Keep in mind that years aren’t really as important here as frequency and miles. A rider who has ridden 30,000 miles over three years is more than likely sharper in their skillset than a 20-year veteran who only rides a couple hundred miles a year. If a rider is a commuter, that’s a good sign. They’re used to riding daily, dealing with traffic and navigating themselves out of a number of close calls per week.
Do you have experience riding with a passenger?
I’ve been shocked before to find out that some of the most competent riders I know have a) never ridden with a passenger on their bike and b) never been a passenger on another rider’s bike. If a rider has no first-hand experience of how a bike behaves differently with two bodies on it, you probably don’t want to be the test dummy.
If you’re a rider and a potential passenger doesn’t bring up either of these questions, have the conversation with them anyway.

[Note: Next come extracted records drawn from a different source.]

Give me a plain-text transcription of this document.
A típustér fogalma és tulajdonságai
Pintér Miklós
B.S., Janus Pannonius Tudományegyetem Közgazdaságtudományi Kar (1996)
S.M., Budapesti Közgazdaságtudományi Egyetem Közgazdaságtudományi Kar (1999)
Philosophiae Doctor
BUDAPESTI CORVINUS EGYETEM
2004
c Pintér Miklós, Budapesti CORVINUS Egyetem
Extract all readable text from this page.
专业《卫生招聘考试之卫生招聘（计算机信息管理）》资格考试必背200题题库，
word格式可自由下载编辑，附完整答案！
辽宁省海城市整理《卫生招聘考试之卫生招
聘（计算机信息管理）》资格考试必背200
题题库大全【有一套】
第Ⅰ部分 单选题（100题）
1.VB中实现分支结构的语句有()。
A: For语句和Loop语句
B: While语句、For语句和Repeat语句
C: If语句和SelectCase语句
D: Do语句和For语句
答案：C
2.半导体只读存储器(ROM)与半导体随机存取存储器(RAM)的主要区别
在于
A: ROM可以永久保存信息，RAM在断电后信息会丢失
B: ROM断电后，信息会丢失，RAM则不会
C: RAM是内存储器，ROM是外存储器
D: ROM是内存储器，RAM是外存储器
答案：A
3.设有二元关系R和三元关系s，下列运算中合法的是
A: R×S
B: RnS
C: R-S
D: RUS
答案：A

They’ll be more confident in your skills and less likely to be nervous on the bike, and hopefully they’ll learn about the questions they should ask the next time they consider being a passenger.
If you’re a rider and you can’t give answers to these questions that inspire confidence, you’re probably not ready for a passenger. Do you have a freshly minted motorcycle license? Yes? Great! But please leave the solo seat cowl securely attached to your bike, put the passenger seat in a closet somewhere and don’t even consider letting a girl near it for a long, long while. I just got my motorcycle license, too. (Yay for us!) When you’re a lady like me, it’s easier and more socially acceptable to be a newb about motorcycles. I simply know there’s no way in hell I should even consider taking another person’s life in my hands when I’m fairly certain, given my newly acquired skills, my own is on thin ice. Gentlemen, you know this is true for you too, but testosterone makes you think you have motorcycle skills in your DNA. You don’t. So if you’re new or don’t have that much experience, just be honest about it.
What do I wear?
For a long time motorcycle gear was the bane of my existence. I wanted to go on bikes, but I also wanted to look good, and that’s hard in borrowed gear. Wearing booty shorts (or the cute dress you wore to the bar) is just not allowed on motorbikes. I know you likely want to look fashionable and hot while you’re riding around with the sexy guy who is taking you for a ride on his motorcycle, but I guarantee you want your skin more. An armored leather or textile jacket, pants no lighter than actual denim jeans (not jeggings), boots that cover the ankle, leather gloves and a helmet are the minimum you should be wearing in terms of gear. And it doesn’t count unless it’s worn properly: zip up the jacket, lace up the boots and the chin strap on your helmet needs to be tight. I don’t like to be cold, so I also layer a lot when I’m riding. Wearing tights or leggings under jeans can make a longer ride a lot more comfortable. Wearing the right gear also makes the ride so much more enjoyable — having fun going fast without the fear of losing skin is not over-rated in the slightest. Skilled and safe motorcyclists take gear seriously. If a rider isn’t concerned with what you’re wearing, or what they’re wearing for that matter, don’t get on a bike with them.
Riders should hold fast to the fact that motorcycle gear for your passenger is every bit as important as your own. Yes, your old jacket is better than nothing, but it likely swallows that cute little lady whole, and makes it a whole lot more likely for her to get road rash up her back if the bike does go down. If you’re serious about sharing motorcycling with others, invest in some gear they can use or advise them on what they should pick up.